IT'S ALL RIGHT NOW
The most remarkable thing about this extraordinary debut novel is not that the author is 72 years old; it is in the risks Chadwick, a retired civil servant, takes and brings off with astute craftsmanship and touching sincerity. The narrator, Tom Ripple, whose life we follow from the 1970s into the 21st century, is a lower-middle-class Englishman devoid of charm, intellectual curiosity and emotional warmth. Only gradually does the reader come to understand why Ripple's responses are stunted, why his preferred mode of communication is through excruciatingly bad puns and double entendres and why he subsists on a steady diet of television action films and paperback thrillers.

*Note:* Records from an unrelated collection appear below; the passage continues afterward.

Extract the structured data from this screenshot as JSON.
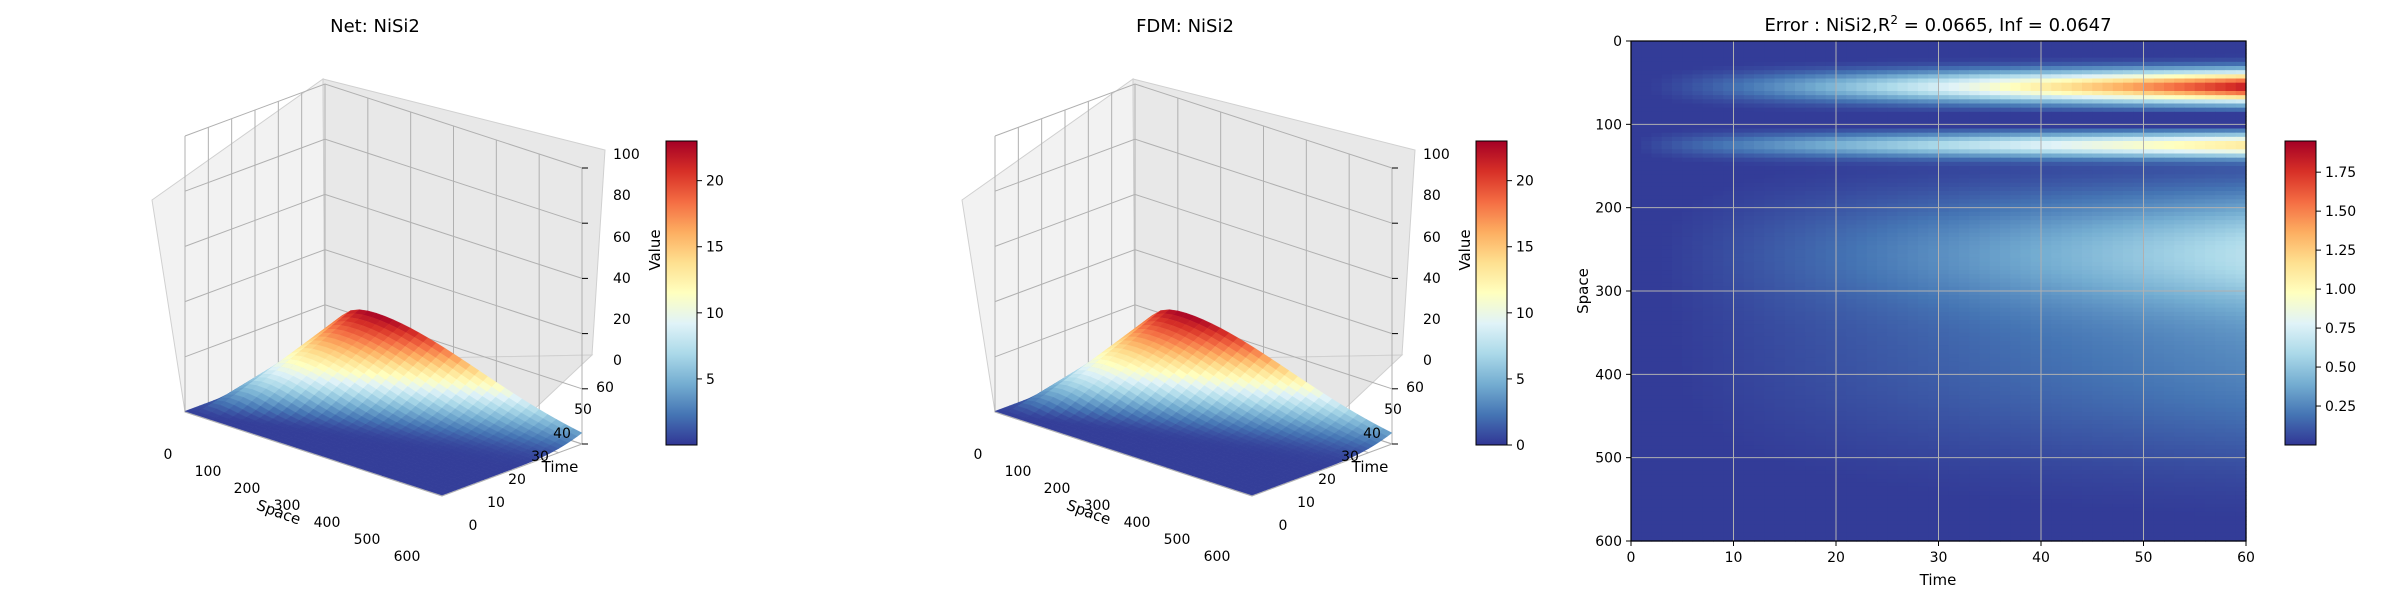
{
  "chart_data": [
    {
      "type": "surface3d",
      "title": "Net: NiSi2",
      "xlabel": "Space",
      "ylabel": "Time",
      "zlabel": "Value",
      "xlim": [
        0,
        600
      ],
      "ylim": [
        0,
        60
      ],
      "zlim": [
        0,
        100
      ],
      "x_ticks": [
        "0",
        "100",
        "200",
        "300",
        "400",
        "500",
        "600"
      ],
      "y_ticks": [
        "0",
        "10",
        "20",
        "30",
        "40",
        "50",
        "60"
      ],
      "z_ticks": [
        "0",
        "20",
        "40",
        "60",
        "80",
        "100"
      ],
      "peak_value": 23,
      "peak_space": 100,
      "peak_time": 60,
      "colormap": "RdYlBu_r",
      "colorbar": {
        "min": 0,
        "max": 23,
        "ticks": [
          "5",
          "10",
          "15",
          "20"
        ]
      },
      "grid": true
    },
    {
      "type": "surface3d",
      "title": "FDM: NiSi2",
      "xlabel": "Space",
      "ylabel": "Time",
      "zlabel": "Value",
      "xlim": [
        0,
        600
      ],
      "ylim": [
        0,
        60
      ],
      "zlim": [
        0,
        100
      ],
      "x_ticks": [
        "0",
        "100",
        "200",
        "300",
        "400",
        "500",
        "600"
      ],
      "y_ticks": [
        "0",
        "10",
        "20",
        "30",
        "40",
        "50",
        "60"
      ],
      "z_ticks": [
        "0",
        "20",
        "40",
        "60",
        "80",
        "100"
      ],
      "peak_value": 23,
      "peak_space": 100,
      "peak_time": 60,
      "colormap": "RdYlBu_r",
      "colorbar": {
        "min": 0,
        "max": 23,
        "ticks": [
          "0",
          "5",
          "10",
          "15",
          "20"
        ]
      },
      "grid": true
    },
    {
      "type": "heatmap",
      "title_prefix": "Error : NiSi2,",
      "title_r2_base": "R",
      "title_r2_exp": "2",
      "title_suffix": " = 0.0665, Inf = 0.0647",
      "xlabel": "Time",
      "ylabel": "Space",
      "xlim": [
        0,
        60
      ],
      "ylim": [
        600,
        0
      ],
      "x_ticks": [
        "0",
        "10",
        "20",
        "30",
        "40",
        "50",
        "60"
      ],
      "y_ticks": [
        "0",
        "100",
        "200",
        "300",
        "400",
        "500",
        "600"
      ],
      "colormap": "RdYlBu_r",
      "colorbar": {
        "min": 0,
        "max": 1.95,
        "ticks": [
          "0.25",
          "0.50",
          "0.75",
          "1.00",
          "1.25",
          "1.50",
          "1.75"
        ]
      },
      "grid": true
    }
  ],
  "colors": {
    "colormap_stops": [
      "#313695",
      "#4575b4",
      "#74add1",
      "#abd9e9",
      "#e0f3f8",
      "#ffffbf",
      "#fee090",
      "#fdae61",
      "#f46d43",
      "#d73027",
      "#a50026"
    ],
    "pane": "#f2f2f2",
    "grid": "#b0b0b0"
  }
}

When his wife leaves him, taking their two children, he is resigned to loneliness. As the years pass, Ripple cautiously engages in new relationships; he acquires the knack for tender paternal love and true friendship, and he develops an appreciation of music and books that brings him joy. Throughout, he continues to seek meaning in a postmodern world. Chadwick's almost seamlessly subtle portrait of Ripple gathers depth and momentum as the narrative progresses. In the end, Ripple concludes, with typical modesty, that it is "the basic experiences [of life], the ordinary moments of affection and beauty and common kindness that are infinitely precious." It's not an earthshaking thought, but it signifies the metamorphosis of an empty, soulless man into a hero for our times. Agent, Zoe Pagnamenta . (June 1)
FYI: Chadwick was inspired by Joseph Heller's novel Something Happens, but in many ways Tom Ripple is a mirror image of William Boyd's protagonist in Any Human Heart, albeit from a lower social class.